Um, not necessarily. That depended very largely upon socio-economic class. In that era, domestic service was much more common; if you could afford help you hired it, because all of that cooking, cleaning, etc. was backbreaking manual labor, and a "good" provider would want to show that he had the resources to relieve his wife of that labor.
They didn't live two separate lives and occasionally hung out on the weekends because they had to work together to raise a family. Do you really think love wasn't involved in any of this?
Well, there is love, and there is contractual duty -- the consideration that I spoke of earlier. Believe me, people stay married for a long, long time for a whole lot of reasons that are not necessarily about love, though as a general rule, fondness will often develop over time when you live with someone. Fondness is a lot more normal than passion, however.
I'm a first-generation American, and just about every marriage that I am familiar with in my extended family prior to my generation was NOT a case of getting married because they loved one another -- and this in a country where divorce was not legalized until 1997!
My parents were fond of one another in their way, and they were married for 35 years (until my father's death). They also fought like cats and dogs every day of their married lives. They got married because my father wanted a good homemaker, and my mother wanted security and an escape from the second-class citizenship of 1930's spinsterhood. They were both very religious, and they took promises made before God very seriously -- they said until death do us part, and as far as they were concerned, that was non-negotiable. My paternal grandfather abandoned my grandmother with 8 children to raise, yet they remained married for another 30 years, and neither one ever said a bad word against the other in one of their childrens' hearing.
The traditions i'm talking about are the basic ones that have survived the evolution of marriage like loyalty, honesty, love and being faithful. Are you seriously telling me that you can sacrifice one of those and have a great marriage? Or living in two separate homes because you can't stand living with your spouse but want to occasionally hang out to prevent divorce, that's a healthy marriage?
But many of those "traditions" are quite new, in legal terms. Adultery on the part of the husband wasn't legal grounds for divorce in Common Law until 1857, and there was a huge debate on the topic, because many lawmakers feared that husbands would use that as license to escape from an unwanted marriage. (In the days before reliable records, once a man was gone, he was gone; there really wasn't any way to trace someone who was not wealthy or prominant, so if he didn't want to pay any support, it was a simple matter not to.)

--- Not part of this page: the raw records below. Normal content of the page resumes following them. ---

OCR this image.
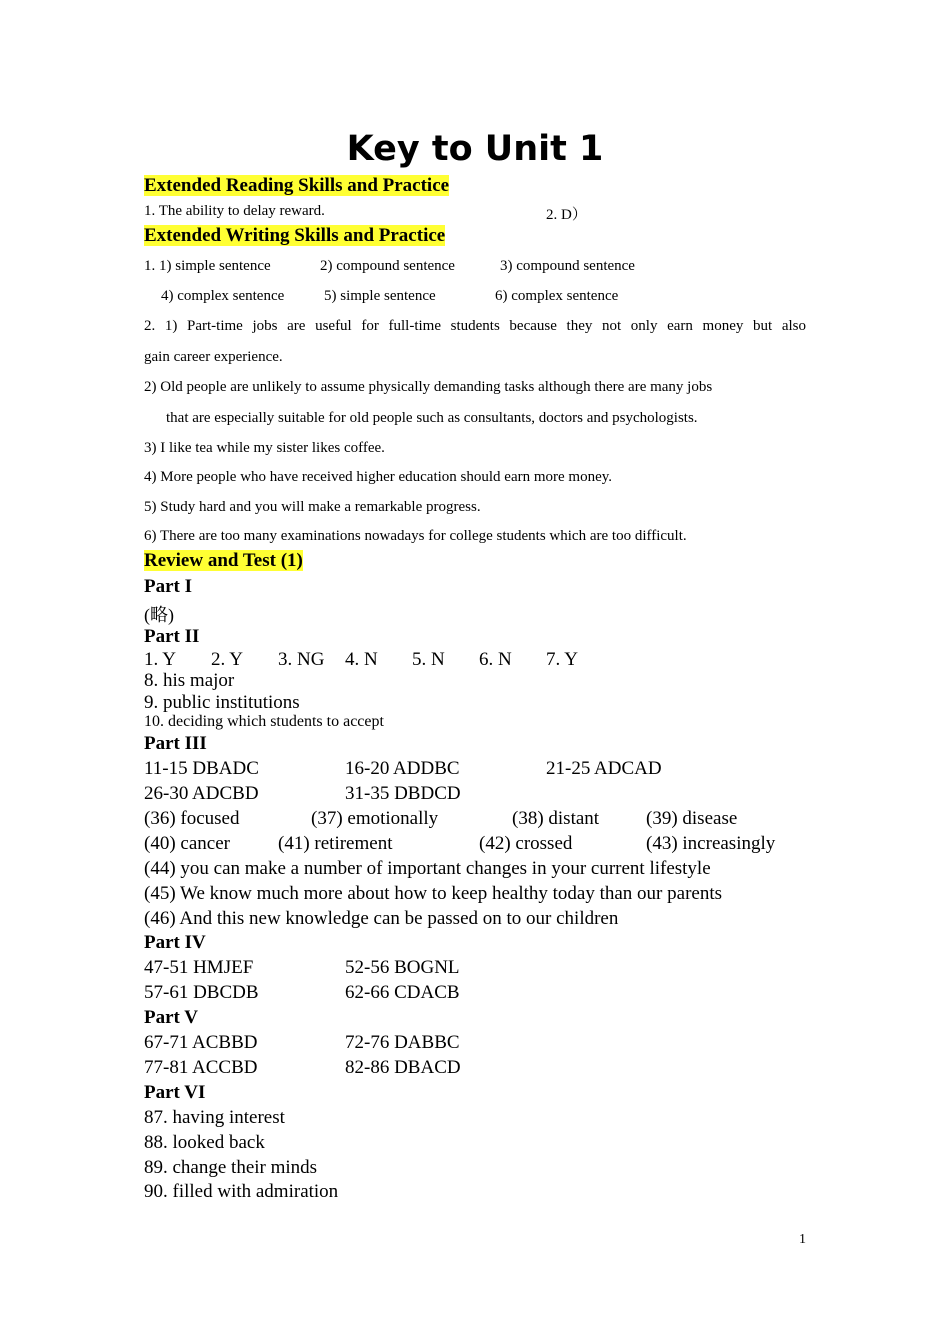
Key to Unit 1
Extended Reading Skills and Practice
1. The ability to delay reward.	2. D）
Extended Writing Skills and Practice
1. 1) simple sentence	2) compound sentence	3) compound sentence
4) complex sentence	5) simple sentence	6) complex sentence
2. 1) Part-time jobs are useful for full-time students because they not only earn money but also
gain career experience.
2) Old people are unlikely to assume physically demanding tasks although there are many jobs
that are especially suitable for old people such as consultants, doctors and psychologists.
3) I like tea while my sister likes coffee.
4) More people who have received higher education should earn more money.
5) Study hard and you will make a remarkable progress.
6) There are too many examinations nowadays for college students which are too difficult.
Review and Test (1)
Part I
(略)
Part II
1. Y 2. Y 3. NG 4. N 5. N 6. N 7. Y
8. his major
9. public institutions
10. deciding which students to accept
Part III
11-15 DBADC	16-20 ADDBC	21-25 ADCAD
26-30 ADCBD	31-35 DBDCD
(36) focused	(37) emotionally	(38) distant (39) disease
(40) cancer	(41) retirement	(42) crossed	(43) increasingly
(44) you can make a number of important changes in your current lifestyle
(45) We know much more about how to keep healthy today than our parents
(46) And this new knowledge can be passed on to our children
Part IV
47-51 HMJEF	52-56 BOGNL
57-61 DBCDB	62-66 CDACB
Part V
67-71 ACBBD	72-76 DABBC
77-81 ACCBD	82-86 DBACD
Part VI
87. having interest
88. looked back
89. change their minds
90. filled with admiration
1
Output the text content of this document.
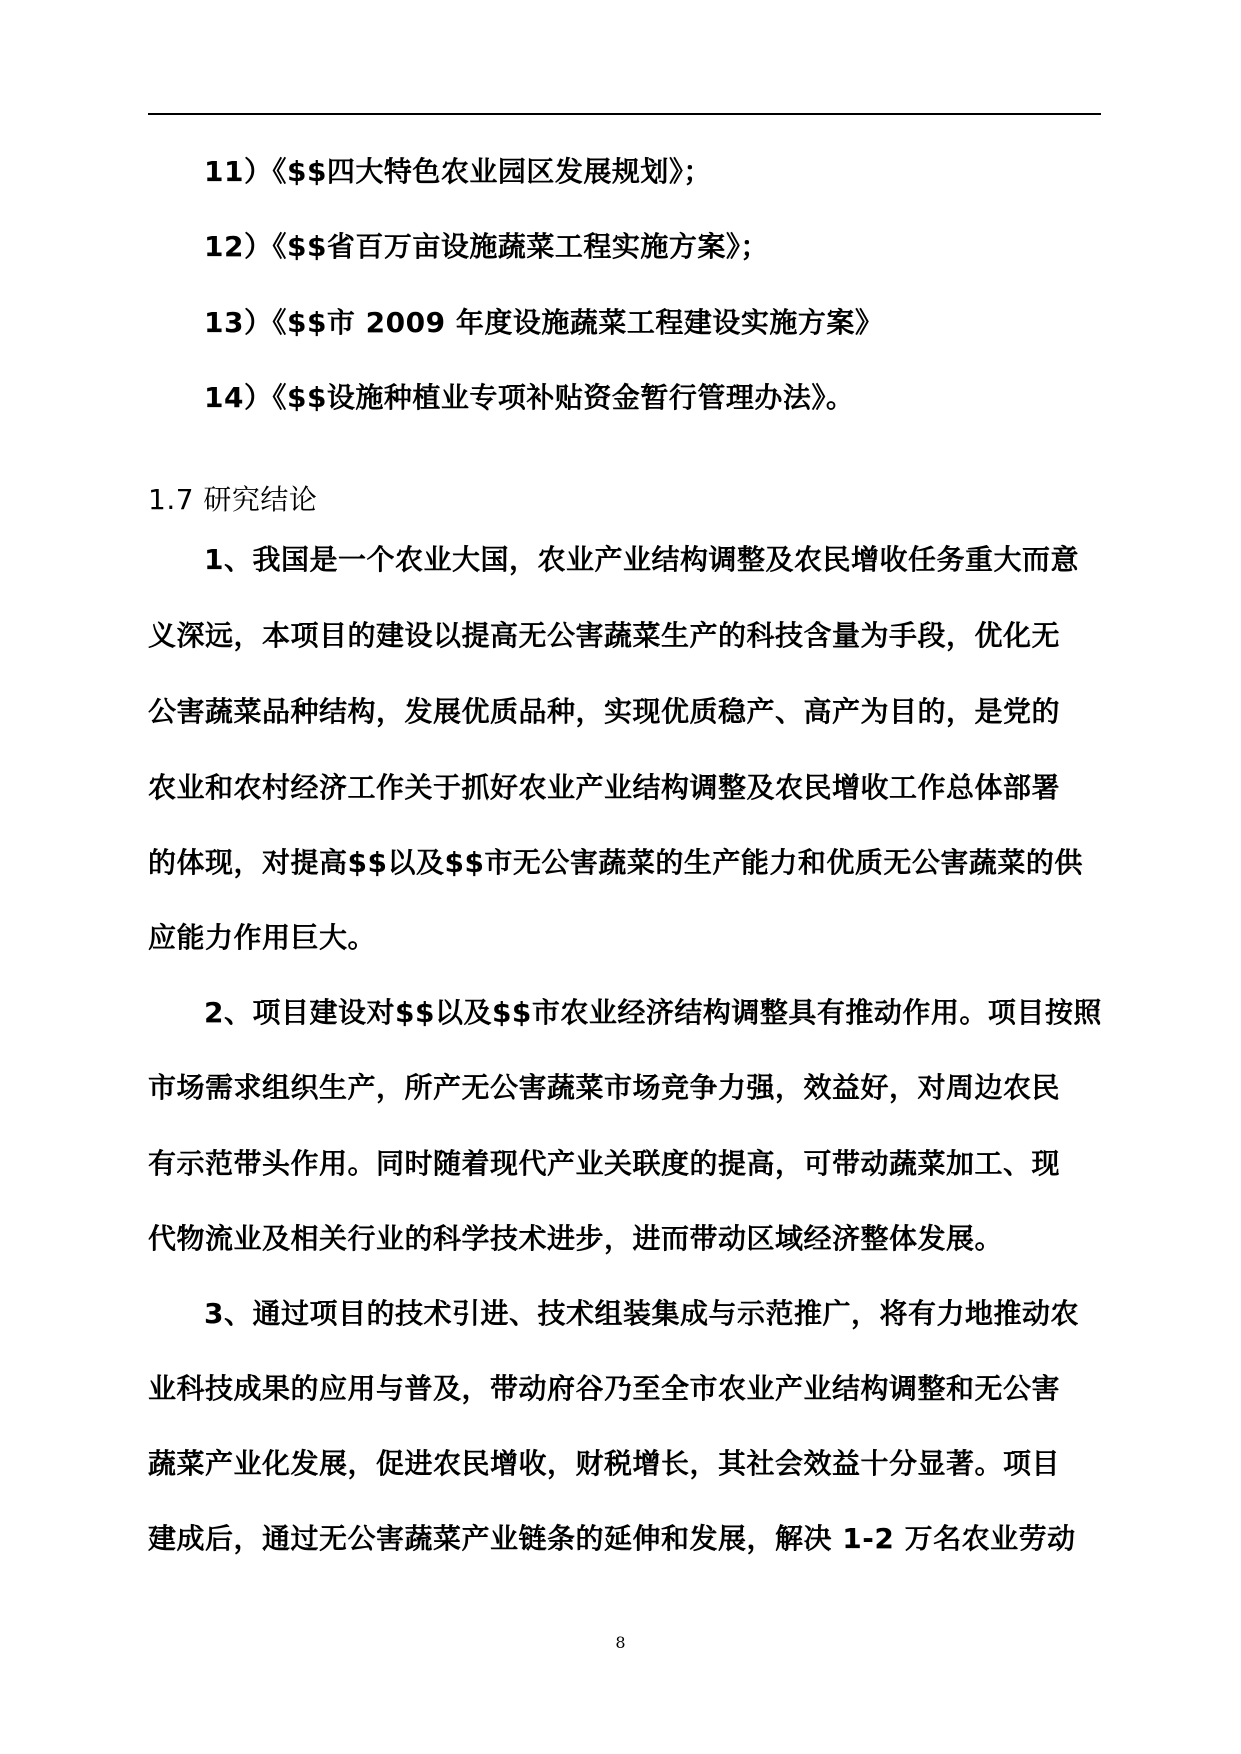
11）《$$四大特色农业园区发展规划》；
12）《$$省百万亩设施蔬菜工程实施方案》；
13）《$$市 2009 年度设施蔬菜工程建设实施方案》
14）《$$设施种植业专项补贴资金暂行管理办法》。
1.7 研究结论
1、我国是一个农业大国，农业产业结构调整及农民增收任务重大而意
义深远，本项目的建设以提高无公害蔬菜生产的科技含量为手段，优化无
公害蔬菜品种结构，发展优质品种，实现优质稳产、高产为目的，是党的
农业和农村经济工作关于抓好农业产业结构调整及农民增收工作总体部署
的体现，对提高$$以及$$市无公害蔬菜的生产能力和优质无公害蔬菜的供
应能力作用巨大。
2、项目建设对$$以及$$市农业经济结构调整具有推动作用。项目按照
市场需求组织生产，所产无公害蔬菜市场竞争力强，效益好，对周边农民
有示范带头作用。同时随着现代产业关联度的提高，可带动蔬菜加工、现
代物流业及相关行业的科学技术进步，进而带动区域经济整体发展。
3、通过项目的技术引进、技术组装集成与示范推广，将有力地推动农
业科技成果的应用与普及，带动府谷乃至全市农业产业结构调整和无公害
蔬菜产业化发展，促进农民增收，财税增长，其社会效益十分显著。项目
建成后，通过无公害蔬菜产业链条的延伸和发展，解决 1-2 万名农业劳动
8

As to loyalty, it isn't necessarily equivalent to love. How many people are loyal to an employer because of a paycheck? Or loyal to a political party because of what positions it does NOT support? You don't have to love someone to feel that you owe that person loyalty.
And no, popular culture defines marriage as Kim Kardashian or Jessica Simpson or Brittany Spears or anyone else that does it as a PR move or a relationship out of lust. And now they add another chic lifestyle by making it ok to live in separate homes if things get too rough. That's popular culture's version of marriage and that's what I've been talking to in my posts.
You can personally define marriage any way that you want, but one look at the wedding industry will show you that real popular culture (not just prurient celebrity gossip) defines marriage as being all about romantic love. To hear young brides (and Nicholas Sparks novels) tell it, it is supposed to be hearts and flowers for ever and ever. There is a huge reason that the Catholic Church requires counseling before a wedding will be performed -- in a faith that does not condone divorce, they want to be sure that you are going in with open eyes, not rose-coloured glasses. (It doesn't always work, of course, but they do try.)
Happiness and contentment in marriage is all about expectations. If both partners are completely open about their expectations and get those expectations continually met, it will be a good marriage for them. If you asked my mother if her marriage was happy, she would have told you that it was, because she got what she wanted from it.